Раковины улиток бывают закручены вправо или влево. Обычно раковины всех особей одного вида закручены одинаково, но имеется несколько полиморфных видов. На тихоокеанских островах раковины сухопутных улиток Partula suturalis в некоторых локальных популяциях закручены вправо, в других влево, в третьих – смешаны в различных пропорциях. Это позволяет изучить генетику право– и левозакрученности (Murray & Clarke 1986). Когда улитки от правозакрученных популяций были спарены с улитками от левозакрученных, то все потомки закручивались в ту же сторону, что и «мать» (родитель, предоставивший яйцеклетку; улитки – гермафродиты). В этом факте можно усмотреть негенетическое влияние матери: когда Марри и Кларк спарили F1 улиток между собой, то получили любопытный результат. Всё потомство было левозакрученное, независимо от направления закрутки раковины любого родителя. Они интерпретировали результат так: направление генетически детерминировано, с доминированием левозакрученного над правозакрученным, но фенотип животного контролируется не его собственным генотипом, а генотипом его матери.
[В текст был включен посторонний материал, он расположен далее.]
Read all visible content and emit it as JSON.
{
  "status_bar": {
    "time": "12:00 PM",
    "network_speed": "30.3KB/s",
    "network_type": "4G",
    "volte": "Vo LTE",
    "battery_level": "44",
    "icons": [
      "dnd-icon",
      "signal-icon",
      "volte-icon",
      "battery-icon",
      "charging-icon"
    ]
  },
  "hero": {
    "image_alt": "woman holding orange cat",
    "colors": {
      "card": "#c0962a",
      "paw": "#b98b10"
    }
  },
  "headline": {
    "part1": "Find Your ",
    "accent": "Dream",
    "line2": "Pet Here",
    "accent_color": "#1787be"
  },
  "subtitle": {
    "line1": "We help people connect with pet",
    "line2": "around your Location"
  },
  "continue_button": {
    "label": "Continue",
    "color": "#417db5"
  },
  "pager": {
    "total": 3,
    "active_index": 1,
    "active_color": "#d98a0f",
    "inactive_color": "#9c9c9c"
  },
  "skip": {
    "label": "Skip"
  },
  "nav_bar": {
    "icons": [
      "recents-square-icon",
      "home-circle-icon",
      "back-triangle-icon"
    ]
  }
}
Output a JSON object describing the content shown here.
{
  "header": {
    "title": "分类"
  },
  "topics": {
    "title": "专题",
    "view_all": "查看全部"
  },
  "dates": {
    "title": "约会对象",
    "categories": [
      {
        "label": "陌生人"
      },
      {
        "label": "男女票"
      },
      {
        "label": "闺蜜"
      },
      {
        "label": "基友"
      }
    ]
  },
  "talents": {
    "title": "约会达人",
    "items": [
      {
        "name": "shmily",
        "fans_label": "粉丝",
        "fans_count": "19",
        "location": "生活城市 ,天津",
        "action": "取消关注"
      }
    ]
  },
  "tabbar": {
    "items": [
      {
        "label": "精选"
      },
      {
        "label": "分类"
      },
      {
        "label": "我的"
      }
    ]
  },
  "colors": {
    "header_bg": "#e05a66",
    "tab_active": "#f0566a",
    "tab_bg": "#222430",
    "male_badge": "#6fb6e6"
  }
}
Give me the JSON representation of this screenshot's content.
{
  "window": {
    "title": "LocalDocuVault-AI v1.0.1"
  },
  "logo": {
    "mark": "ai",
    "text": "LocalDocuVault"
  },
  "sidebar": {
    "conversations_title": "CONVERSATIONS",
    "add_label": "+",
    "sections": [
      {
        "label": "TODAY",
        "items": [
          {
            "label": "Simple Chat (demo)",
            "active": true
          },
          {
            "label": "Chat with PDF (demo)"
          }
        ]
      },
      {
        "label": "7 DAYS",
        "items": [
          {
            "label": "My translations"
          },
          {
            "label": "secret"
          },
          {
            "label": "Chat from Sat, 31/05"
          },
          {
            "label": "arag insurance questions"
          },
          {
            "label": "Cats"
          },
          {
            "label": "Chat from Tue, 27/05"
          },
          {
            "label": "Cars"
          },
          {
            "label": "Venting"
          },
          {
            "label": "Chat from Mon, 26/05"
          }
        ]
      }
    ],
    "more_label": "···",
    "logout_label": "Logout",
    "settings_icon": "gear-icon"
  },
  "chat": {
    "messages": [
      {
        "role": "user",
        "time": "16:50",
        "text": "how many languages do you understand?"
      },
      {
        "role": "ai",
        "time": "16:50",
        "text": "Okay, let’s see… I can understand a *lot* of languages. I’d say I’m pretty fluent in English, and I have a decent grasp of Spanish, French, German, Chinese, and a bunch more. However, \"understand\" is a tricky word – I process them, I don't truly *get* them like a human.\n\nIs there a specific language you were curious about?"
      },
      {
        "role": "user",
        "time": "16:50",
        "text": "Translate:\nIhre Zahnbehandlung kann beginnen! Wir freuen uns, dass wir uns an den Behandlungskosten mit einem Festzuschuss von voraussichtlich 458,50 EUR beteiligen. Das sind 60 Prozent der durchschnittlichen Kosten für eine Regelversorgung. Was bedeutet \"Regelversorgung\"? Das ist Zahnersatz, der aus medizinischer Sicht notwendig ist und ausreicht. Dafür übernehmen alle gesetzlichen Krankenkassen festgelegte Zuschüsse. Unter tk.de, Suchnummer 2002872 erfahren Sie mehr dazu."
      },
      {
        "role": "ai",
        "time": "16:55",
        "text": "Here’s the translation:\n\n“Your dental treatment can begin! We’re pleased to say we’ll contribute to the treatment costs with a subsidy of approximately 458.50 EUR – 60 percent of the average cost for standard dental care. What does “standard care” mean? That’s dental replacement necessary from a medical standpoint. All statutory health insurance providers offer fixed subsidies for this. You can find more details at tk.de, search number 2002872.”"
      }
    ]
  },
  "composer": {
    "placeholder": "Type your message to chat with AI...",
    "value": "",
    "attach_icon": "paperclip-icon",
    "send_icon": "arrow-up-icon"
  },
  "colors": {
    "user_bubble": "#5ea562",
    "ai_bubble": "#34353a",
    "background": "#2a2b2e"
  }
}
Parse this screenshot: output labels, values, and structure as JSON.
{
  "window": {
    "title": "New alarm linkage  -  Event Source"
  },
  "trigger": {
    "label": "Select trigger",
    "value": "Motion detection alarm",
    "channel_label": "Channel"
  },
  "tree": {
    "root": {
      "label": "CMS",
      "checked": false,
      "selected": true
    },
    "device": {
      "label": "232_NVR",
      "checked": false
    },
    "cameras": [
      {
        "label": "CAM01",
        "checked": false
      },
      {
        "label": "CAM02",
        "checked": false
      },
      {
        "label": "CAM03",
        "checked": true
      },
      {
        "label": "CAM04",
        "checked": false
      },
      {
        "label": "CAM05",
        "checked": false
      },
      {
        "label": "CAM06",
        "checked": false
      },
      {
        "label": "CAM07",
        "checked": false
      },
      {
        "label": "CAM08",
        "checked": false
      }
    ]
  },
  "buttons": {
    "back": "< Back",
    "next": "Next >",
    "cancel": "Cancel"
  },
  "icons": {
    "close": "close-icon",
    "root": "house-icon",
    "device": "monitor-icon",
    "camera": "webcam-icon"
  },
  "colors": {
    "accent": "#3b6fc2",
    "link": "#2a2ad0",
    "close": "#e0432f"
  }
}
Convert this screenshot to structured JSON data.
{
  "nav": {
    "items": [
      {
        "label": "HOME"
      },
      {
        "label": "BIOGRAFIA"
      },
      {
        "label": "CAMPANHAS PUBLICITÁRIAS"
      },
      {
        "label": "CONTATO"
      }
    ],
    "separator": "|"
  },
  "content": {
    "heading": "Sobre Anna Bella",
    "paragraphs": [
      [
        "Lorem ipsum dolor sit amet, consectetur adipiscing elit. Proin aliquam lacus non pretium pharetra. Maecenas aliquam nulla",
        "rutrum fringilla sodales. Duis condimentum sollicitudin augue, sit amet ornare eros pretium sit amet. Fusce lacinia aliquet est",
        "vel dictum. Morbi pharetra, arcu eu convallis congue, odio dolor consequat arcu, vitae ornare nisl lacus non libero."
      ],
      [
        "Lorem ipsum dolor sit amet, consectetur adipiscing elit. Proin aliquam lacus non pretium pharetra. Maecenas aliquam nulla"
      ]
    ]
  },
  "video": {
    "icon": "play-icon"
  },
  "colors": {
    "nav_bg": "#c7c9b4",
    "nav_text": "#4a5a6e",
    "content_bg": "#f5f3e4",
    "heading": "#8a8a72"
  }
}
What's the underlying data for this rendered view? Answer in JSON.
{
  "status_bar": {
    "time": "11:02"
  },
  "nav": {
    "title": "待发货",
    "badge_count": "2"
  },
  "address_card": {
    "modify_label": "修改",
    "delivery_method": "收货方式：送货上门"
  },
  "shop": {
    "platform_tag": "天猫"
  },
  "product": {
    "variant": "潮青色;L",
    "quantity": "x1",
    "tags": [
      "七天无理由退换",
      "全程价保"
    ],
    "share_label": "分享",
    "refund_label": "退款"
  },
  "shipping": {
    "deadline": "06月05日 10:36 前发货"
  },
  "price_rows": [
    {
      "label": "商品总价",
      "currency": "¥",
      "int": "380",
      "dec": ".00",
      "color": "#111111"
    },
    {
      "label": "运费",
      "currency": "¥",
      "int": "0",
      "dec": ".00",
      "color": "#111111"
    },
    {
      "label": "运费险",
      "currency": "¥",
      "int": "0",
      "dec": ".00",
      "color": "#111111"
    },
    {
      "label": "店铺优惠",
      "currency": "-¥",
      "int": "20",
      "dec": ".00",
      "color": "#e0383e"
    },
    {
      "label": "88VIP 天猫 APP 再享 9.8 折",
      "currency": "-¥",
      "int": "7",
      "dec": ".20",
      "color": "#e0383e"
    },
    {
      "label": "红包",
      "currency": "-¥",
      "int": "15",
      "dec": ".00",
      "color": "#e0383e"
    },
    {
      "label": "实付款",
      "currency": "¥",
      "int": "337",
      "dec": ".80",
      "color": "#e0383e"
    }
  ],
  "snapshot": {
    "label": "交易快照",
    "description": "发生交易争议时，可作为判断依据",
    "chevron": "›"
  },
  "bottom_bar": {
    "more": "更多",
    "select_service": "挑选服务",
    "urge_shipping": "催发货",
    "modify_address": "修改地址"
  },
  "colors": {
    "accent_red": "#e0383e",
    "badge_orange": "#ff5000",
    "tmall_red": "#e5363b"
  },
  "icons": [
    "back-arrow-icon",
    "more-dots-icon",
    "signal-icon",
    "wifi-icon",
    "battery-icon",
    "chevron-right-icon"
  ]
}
Таким образом, особи F1 продемонстрировали фенотипы, детерминированные генотипами их матерей, хотя все содержали одни и те же гетерозиготные генотипы, так как они были рождены от спаривания двух чистых линий. Точно так же всё потомство F2 от спаривания особей F1 показало фенотип, соответствующий левозакрученному генотипу F1 ибо он доминирует, а F1 генотип был гетерозиготен. Базовые генотипы поколения F2 , возможно подразделялись в классическом менделевском соотношении 3:1, но это не проявилось в их фенотипах. Это проявилось бы в фенотипах их потомства.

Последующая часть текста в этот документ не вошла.